Yep, there are no restrictions on nude pictures unless someone doesn't
like them--or does like them. Also, while there's no federal statute on
public nudity, there are plenty of local restrictions and no
Constitutional protection.
C.f. Ginsberg v. New York, 390 U.S. 629, 639-43 (1968), Osborne v. Ohio,
495 U.S.103, 111 (1990), Child Pornography Prevention Act of 1996, 18
U.S.C. ยง 2252A. But hey, this is all being hammered out by the courts.
But this
isn't a disgreement about facts, just which facts are
important. I should have said "I think it's grossly misleading".
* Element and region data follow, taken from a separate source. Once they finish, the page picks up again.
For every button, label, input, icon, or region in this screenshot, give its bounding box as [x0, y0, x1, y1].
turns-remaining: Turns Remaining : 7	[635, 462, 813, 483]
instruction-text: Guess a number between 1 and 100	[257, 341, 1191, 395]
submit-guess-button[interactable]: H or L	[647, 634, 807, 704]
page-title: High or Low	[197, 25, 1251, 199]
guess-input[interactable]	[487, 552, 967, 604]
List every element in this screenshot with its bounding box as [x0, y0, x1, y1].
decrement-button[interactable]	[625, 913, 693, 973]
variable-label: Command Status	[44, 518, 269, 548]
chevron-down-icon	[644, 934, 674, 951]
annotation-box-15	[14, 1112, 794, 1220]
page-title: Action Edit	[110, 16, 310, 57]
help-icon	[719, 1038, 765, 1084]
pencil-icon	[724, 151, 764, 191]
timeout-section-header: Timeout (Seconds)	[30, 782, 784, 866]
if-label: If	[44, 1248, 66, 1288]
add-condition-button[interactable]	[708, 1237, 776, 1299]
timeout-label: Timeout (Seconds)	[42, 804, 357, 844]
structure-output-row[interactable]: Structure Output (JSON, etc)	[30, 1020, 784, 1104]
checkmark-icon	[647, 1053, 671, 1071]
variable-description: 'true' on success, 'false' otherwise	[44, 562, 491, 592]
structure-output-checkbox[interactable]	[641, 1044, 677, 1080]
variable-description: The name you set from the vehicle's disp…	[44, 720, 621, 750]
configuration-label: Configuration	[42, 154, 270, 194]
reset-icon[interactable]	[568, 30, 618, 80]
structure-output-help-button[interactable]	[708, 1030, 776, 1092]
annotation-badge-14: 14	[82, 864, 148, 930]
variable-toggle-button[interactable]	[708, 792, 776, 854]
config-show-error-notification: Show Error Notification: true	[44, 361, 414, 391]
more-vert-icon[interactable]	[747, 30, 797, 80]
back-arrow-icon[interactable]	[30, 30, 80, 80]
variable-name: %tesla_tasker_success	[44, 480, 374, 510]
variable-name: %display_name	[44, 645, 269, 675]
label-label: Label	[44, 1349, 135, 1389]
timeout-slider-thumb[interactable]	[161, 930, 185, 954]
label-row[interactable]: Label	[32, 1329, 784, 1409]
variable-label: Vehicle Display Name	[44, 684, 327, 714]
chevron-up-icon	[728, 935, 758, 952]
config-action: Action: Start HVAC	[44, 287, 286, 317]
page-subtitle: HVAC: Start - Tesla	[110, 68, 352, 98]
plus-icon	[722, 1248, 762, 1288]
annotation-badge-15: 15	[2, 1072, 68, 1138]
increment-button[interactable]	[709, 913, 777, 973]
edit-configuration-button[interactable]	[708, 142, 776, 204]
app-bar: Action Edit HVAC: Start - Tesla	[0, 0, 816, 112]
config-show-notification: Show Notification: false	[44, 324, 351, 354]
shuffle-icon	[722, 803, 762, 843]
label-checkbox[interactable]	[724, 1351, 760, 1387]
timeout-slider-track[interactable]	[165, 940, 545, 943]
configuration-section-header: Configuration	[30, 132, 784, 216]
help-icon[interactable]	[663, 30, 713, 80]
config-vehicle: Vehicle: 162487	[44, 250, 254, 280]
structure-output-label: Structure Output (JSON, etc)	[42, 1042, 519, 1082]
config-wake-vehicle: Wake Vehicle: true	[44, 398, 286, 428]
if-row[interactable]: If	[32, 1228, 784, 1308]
Agreed. I just thought it a bit unfair to demonize the MPAA when
for the most part it is the American public itself that's the
problem. Our prudery is not a case of an authoritarian minority
oppressing the freedom-loving masses; it's a case of the
authoritarian masses oppressing the freedom-loving minority.
It is not a failure of democracy, but a natural negative
consequence of it.
That's one reading of the situation. Mine is that both the authoritarian
minority and authoritarian masses are to blame.